Para Hans Rosling o mundo está melhor do que pensamos

Para Hans Rosling o mundo está melhor do que pensamos


E os dados comprovam


1. A percepção de que tudo piora


É comum acreditarmos que vivemos tempos cada vez piores. Guerras, crises e violência estampam as manchetes todos os dias, alimentando a sensação de que o mundo está em queda constante. Essa impressão, porém, muitas vezes é resultado de instintos mentais, interesses políticos e estratégias midiáticas que distorcem a forma como interpretamos os fatos.

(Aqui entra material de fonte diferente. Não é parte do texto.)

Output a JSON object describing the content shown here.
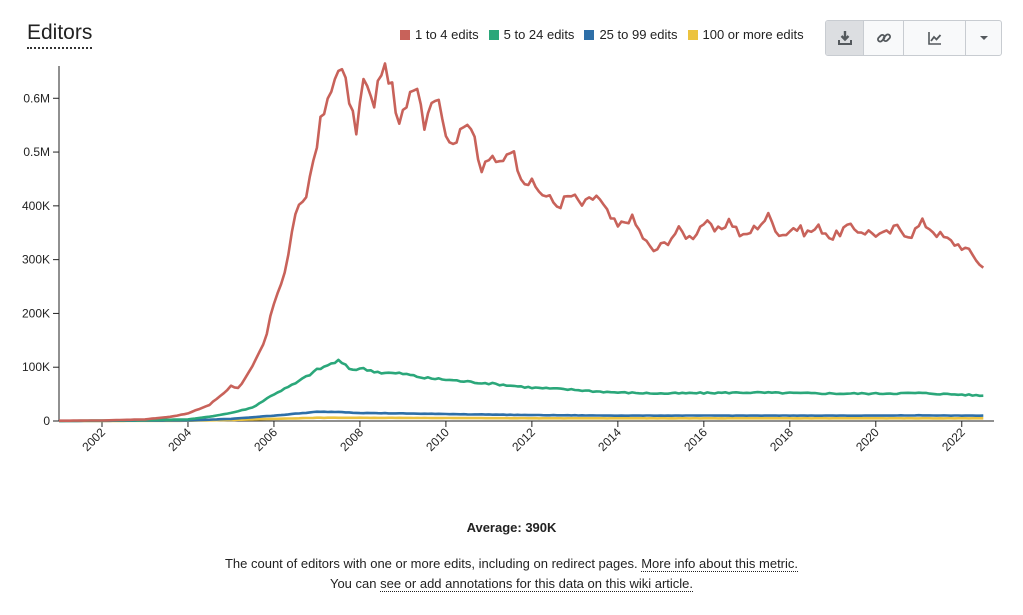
{
  "header": {
    "title": "Editors"
  },
  "toolbar": {
    "buttons": [
      {
        "name": "download-icon"
      },
      {
        "name": "link-icon"
      },
      {
        "name": "chart-type-icon"
      },
      {
        "name": "chevron-down-icon"
      }
    ]
  },
  "footer": {
    "average": "Average: 390K",
    "desc_text": "The count of editors with one or more edits, including on redirect pages.",
    "desc_link": "More info about this metric.",
    "annot_prefix": "You can",
    "annot_link": "see or add annotations for this data on this wiki article."
  },
  "chart_data": {
    "type": "line",
    "x_start": "2001-01",
    "x_interval": "monthly",
    "xlim": [
      2001.0,
      2022.75
    ],
    "ylim": [
      0,
      660000
    ],
    "y_ticks": [
      {
        "value": 0,
        "label": "0"
      },
      {
        "value": 100000,
        "label": "100K"
      },
      {
        "value": 200000,
        "label": "200K"
      },
      {
        "value": 300000,
        "label": "300K"
      },
      {
        "value": 400000,
        "label": "400K"
      },
      {
        "value": 500000,
        "label": "0.5M"
      },
      {
        "value": 600000,
        "label": "0.6M"
      }
    ],
    "x_ticks": [
      "2002",
      "2004",
      "2006",
      "2008",
      "2010",
      "2012",
      "2014",
      "2016",
      "2018",
      "2020",
      "2022"
    ],
    "grid": false,
    "legend_position": "top-right",
    "series": [
      {
        "name": "1 to 4 edits",
        "color": "#c8625a",
        "keyframes": [
          [
            2001.0,
            500
          ],
          [
            2002.0,
            1000
          ],
          [
            2003.0,
            3000
          ],
          [
            2003.6,
            8000
          ],
          [
            2004.0,
            14000
          ],
          [
            2004.5,
            30000
          ],
          [
            2004.8,
            50000
          ],
          [
            2005.0,
            65000
          ],
          [
            2005.2,
            62000
          ],
          [
            2005.5,
            100000
          ],
          [
            2005.8,
            150000
          ],
          [
            2006.0,
            220000
          ],
          [
            2006.3,
            290000
          ],
          [
            2006.5,
            390000
          ],
          [
            2006.7,
            400000
          ],
          [
            2006.9,
            480000
          ],
          [
            2007.1,
            560000
          ],
          [
            2007.3,
            600000
          ],
          [
            2007.5,
            665000
          ],
          [
            2007.7,
            620000
          ],
          [
            2007.9,
            535000
          ],
          [
            2008.1,
            640000
          ],
          [
            2008.3,
            580000
          ],
          [
            2008.5,
            655000
          ],
          [
            2008.7,
            640000
          ],
          [
            2008.9,
            540000
          ],
          [
            2009.1,
            600000
          ],
          [
            2009.3,
            640000
          ],
          [
            2009.5,
            555000
          ],
          [
            2009.7,
            610000
          ],
          [
            2009.9,
            580000
          ],
          [
            2010.1,
            500000
          ],
          [
            2010.4,
            560000
          ],
          [
            2010.6,
            545000
          ],
          [
            2010.8,
            460000
          ],
          [
            2011.0,
            490000
          ],
          [
            2011.2,
            475000
          ],
          [
            2011.5,
            510000
          ],
          [
            2011.8,
            450000
          ],
          [
            2012.0,
            440000
          ],
          [
            2012.3,
            420000
          ],
          [
            2012.6,
            400000
          ],
          [
            2012.9,
            420000
          ],
          [
            2013.2,
            400000
          ],
          [
            2013.5,
            420000
          ],
          [
            2013.8,
            380000
          ],
          [
            2014.0,
            360000
          ],
          [
            2014.3,
            380000
          ],
          [
            2014.6,
            340000
          ],
          [
            2014.8,
            315000
          ],
          [
            2015.1,
            330000
          ],
          [
            2015.4,
            355000
          ],
          [
            2015.7,
            340000
          ],
          [
            2016.0,
            370000
          ],
          [
            2016.3,
            350000
          ],
          [
            2016.6,
            375000
          ],
          [
            2016.9,
            340000
          ],
          [
            2017.2,
            360000
          ],
          [
            2017.5,
            380000
          ],
          [
            2017.8,
            345000
          ],
          [
            2018.1,
            360000
          ],
          [
            2018.4,
            350000
          ],
          [
            2018.7,
            360000
          ],
          [
            2019.0,
            340000
          ],
          [
            2019.3,
            360000
          ],
          [
            2019.6,
            355000
          ],
          [
            2019.9,
            350000
          ],
          [
            2020.2,
            345000
          ],
          [
            2020.5,
            360000
          ],
          [
            2020.8,
            345000
          ],
          [
            2021.1,
            370000
          ],
          [
            2021.4,
            350000
          ],
          [
            2021.7,
            335000
          ],
          [
            2022.0,
            325000
          ],
          [
            2022.3,
            305000
          ],
          [
            2022.5,
            285000
          ]
        ]
      },
      {
        "name": "5 to 24 edits",
        "color": "#2ba77a",
        "keyframes": [
          [
            2001.0,
            200
          ],
          [
            2003.0,
            1500
          ],
          [
            2004.0,
            3000
          ],
          [
            2004.5,
            8000
          ],
          [
            2005.0,
            15000
          ],
          [
            2005.5,
            25000
          ],
          [
            2006.0,
            50000
          ],
          [
            2006.5,
            70000
          ],
          [
            2007.0,
            95000
          ],
          [
            2007.5,
            112000
          ],
          [
            2007.8,
            95000
          ],
          [
            2008.0,
            98000
          ],
          [
            2008.5,
            90000
          ],
          [
            2009.0,
            88000
          ],
          [
            2009.5,
            80000
          ],
          [
            2010.0,
            77000
          ],
          [
            2010.5,
            73000
          ],
          [
            2011.0,
            70000
          ],
          [
            2011.5,
            66000
          ],
          [
            2012.0,
            62000
          ],
          [
            2012.5,
            60000
          ],
          [
            2013.0,
            58000
          ],
          [
            2013.5,
            55000
          ],
          [
            2014.0,
            53000
          ],
          [
            2014.5,
            52000
          ],
          [
            2015.0,
            51000
          ],
          [
            2016.0,
            52000
          ],
          [
            2017.0,
            53000
          ],
          [
            2018.0,
            52000
          ],
          [
            2019.0,
            51000
          ],
          [
            2020.0,
            51000
          ],
          [
            2021.0,
            52000
          ],
          [
            2022.0,
            49000
          ],
          [
            2022.5,
            47000
          ]
        ]
      },
      {
        "name": "25 to 99 edits",
        "color": "#2e6fa8",
        "keyframes": [
          [
            2001.0,
            100
          ],
          [
            2004.0,
            1000
          ],
          [
            2005.0,
            4000
          ],
          [
            2006.0,
            10000
          ],
          [
            2007.0,
            17000
          ],
          [
            2007.5,
            17000
          ],
          [
            2008.0,
            15000
          ],
          [
            2009.0,
            14000
          ],
          [
            2010.0,
            13000
          ],
          [
            2011.0,
            12000
          ],
          [
            2012.0,
            11000
          ],
          [
            2013.0,
            10500
          ],
          [
            2014.0,
            10000
          ],
          [
            2016.0,
            10000
          ],
          [
            2018.0,
            10000
          ],
          [
            2020.0,
            10000
          ],
          [
            2021.0,
            10500
          ],
          [
            2022.0,
            10000
          ],
          [
            2022.5,
            10000
          ]
        ]
      },
      {
        "name": "100 or more edits",
        "color": "#ecc33f",
        "keyframes": [
          [
            2001.0,
            50
          ],
          [
            2004.0,
            500
          ],
          [
            2005.0,
            2000
          ],
          [
            2006.0,
            4000
          ],
          [
            2007.0,
            6000
          ],
          [
            2008.0,
            6000
          ],
          [
            2010.0,
            5500
          ],
          [
            2012.0,
            5000
          ],
          [
            2014.0,
            5000
          ],
          [
            2016.0,
            5000
          ],
          [
            2018.0,
            5000
          ],
          [
            2020.0,
            5000
          ],
          [
            2022.0,
            5000
          ],
          [
            2022.5,
            5000
          ]
        ]
      }
    ]
  }
}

2. Por que pensamos o contrário


O linguista Noam Chomsky aponta que o medo é frequentemente usado como instrumento de poder. Governos e grupos de interesse sabem que populações com medo são mais fáceis de controlar e manipular. A mídia, por sua vez, não é apenas um espaço de informação: ela serve a interesses econômicos e políticos e, como qualquer empresa, busca lucros. Notícias ruins vendem mais porque geram atenção, engajamento e audiência.

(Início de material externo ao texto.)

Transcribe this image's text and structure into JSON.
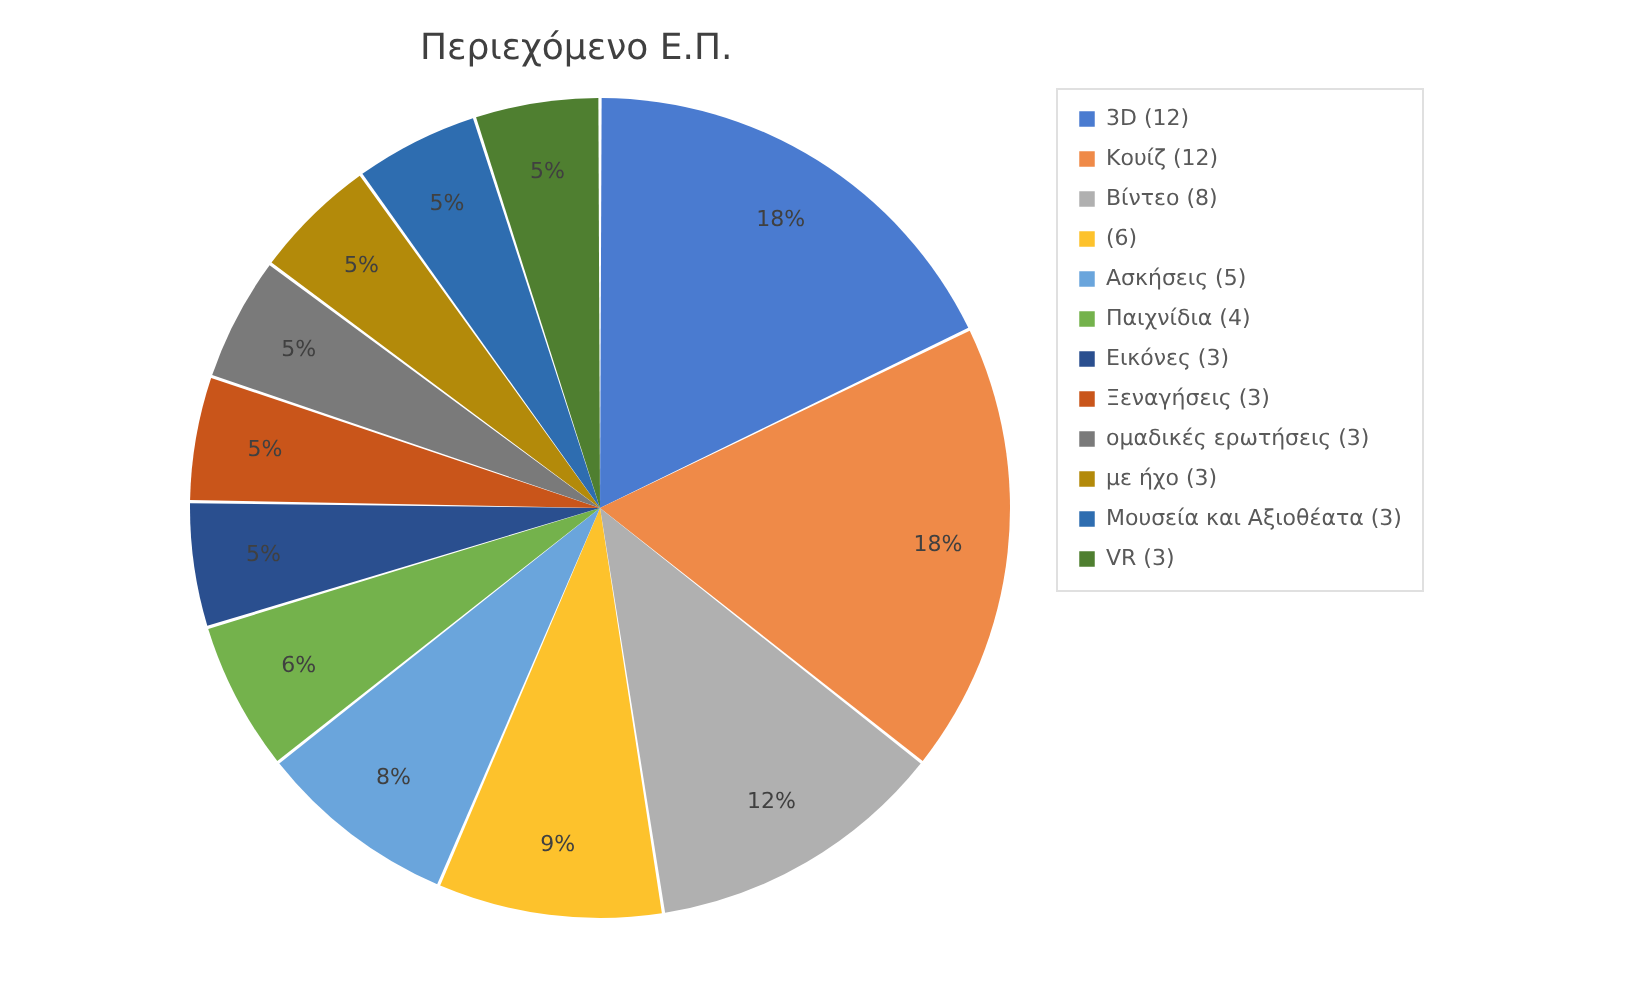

Além disso, há um fator biológico: nosso cérebro carrega resquícios evolutivos que priorizam notícias de perigo. Para os nossos ancestrais, identificar ameaças rapidamente era uma questão de sobrevivência. Por isso, tragédias e riscos ainda chamam mais a nossa atenção do que boas notícias.


3. O que os números mostram


Se analisarmos dados concretos, veremos que muitos indicadores globais melhoraram nas últimas décadas:

Pobreza extrema caiu significativamente.

Expectativa de vida aumentou em diversos países.

Mortalidade infantil teve reduções históricas.

Acesso à educação e à informação se expandiu para regiões antes isoladas.

Avanços médicos ampliaram não só a quantidade, mas também a qualidade de vida.


4. Os instintos que distorcem nossa visão


No livro Factfulness, Hans Rosling descreve três instintos mentais que alimentam o pessimismo:


1. Instinto da Negatividade – focamos mais nas más notícias do que nos avanços.

2. Instinto do Medo – superestimamos riscos porque eventos chocantes ganham mais visibilidade.

3. Instinto da Culpa – buscamos culpados imediatos para problemas complexos, simplificando demais as causas.


5. Como enxergar com mais clareza


O antídoto para essas distorções é adotar uma visão baseada em dados e não apenas em manchetes. Reconhecer progressos não significa ignorar problemas, mas ganhar clareza e energia para enfrentá-los com menos medo e mais objetividade.


6. Entre o medo e a esperança


O mundo está longe da perfeição, mas também distante do colapso absoluto que imaginamos. Entre tragédias e avanços, os números nos lembram: estamos progredindo — e isso importa.